Modality Bridging elegantly resolves the limitation that DeepSeek-R1 cannot process images.
PTST offers a deep insight: the model should first learn to "reason correctly" before learning to "reason complexly," analogous to human learning progressions.
Using only 10K data for RL yields approximately 6% average improvement, demonstrating exceptional data efficiency.
The "Aha moment" is observed in MLLMs for the first time (e.g., self-correction and self-reflection).

Limitations & Future Work¶

RL training relies solely on mathematical data; generalization to general-purpose reasoning tasks remains to be validated.
The number of stages and length settings in PTST are currently determined empirically, lacking theoretical grounding.
Modality Bridging risks information loss during the visual-to-text conversion process.
The 32B and 72B variants use additional data, making direct comparison with the 7B model not fully controlled.
The scale of cold-start data (200K) may be a bottleneck; the benefits of larger-scale data remain to be explored.
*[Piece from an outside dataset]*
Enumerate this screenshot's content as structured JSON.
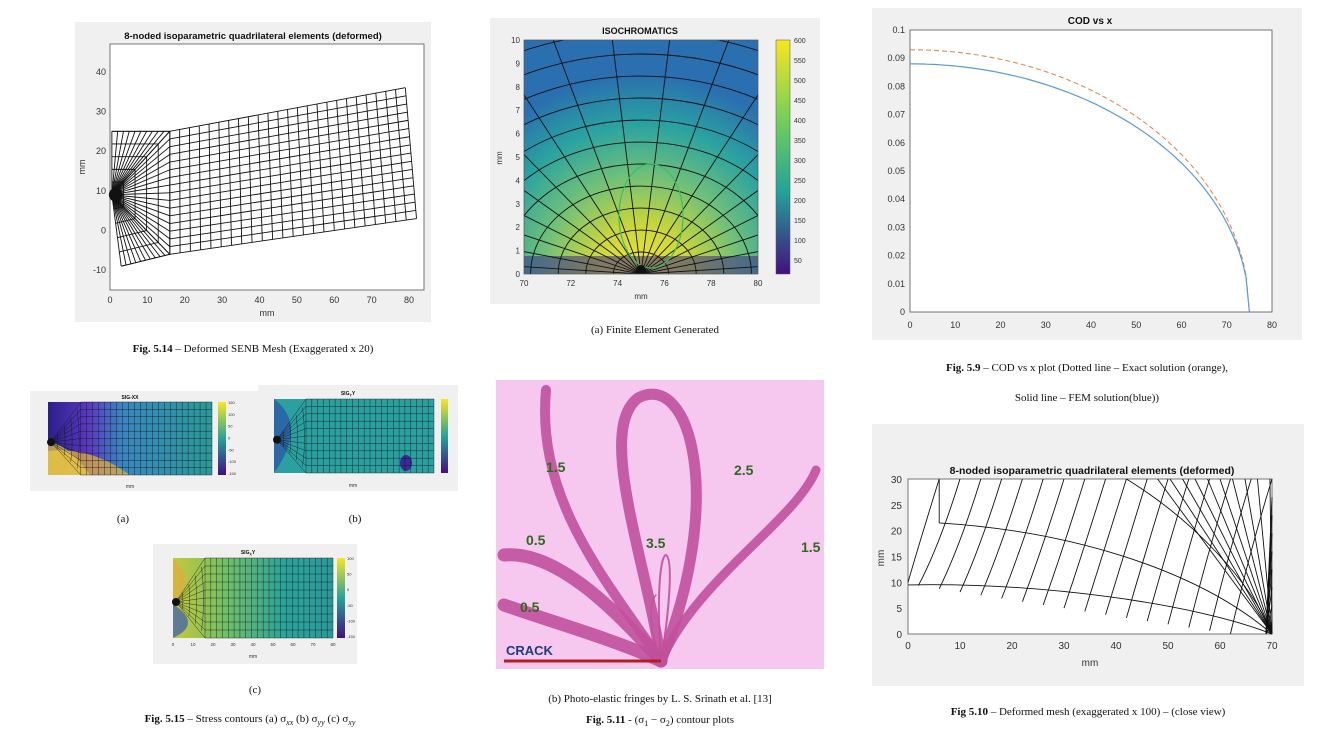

Vision-R1 serves as the multimodal counterpart to DeepSeek-R1, pointing toward a viable path for enhancing reasoning in MLLMs.
The PTST methodology is applicable to other RL scenarios requiring control over generation length.
The Modality Bridging approach can be generalized to other settings where text-only LLMs need to process multimodal data.

Rating¶

Novelty: ⭐⭐⭐⭐⭐ First successful transfer of the R1-style reasoning paradigm to MLLMs; PTST strategy is original.
Experimental Thoroughness: ⭐⭐⭐⭐⭐ Multiple benchmarks (MathVista/MathVerse/MM-Math/DynaMath), multiple scales (7B/32B/72B), and extensive ablations.
Writing Quality: ⭐⭐⭐⭐ Fluent exposition with a well-structured problem-driven narrative; notation is occasionally dense.
Value: ⭐⭐⭐⭐⭐ Achieves O1-level multimodal reasoning at 7B parameters; significant inspiration for the research community.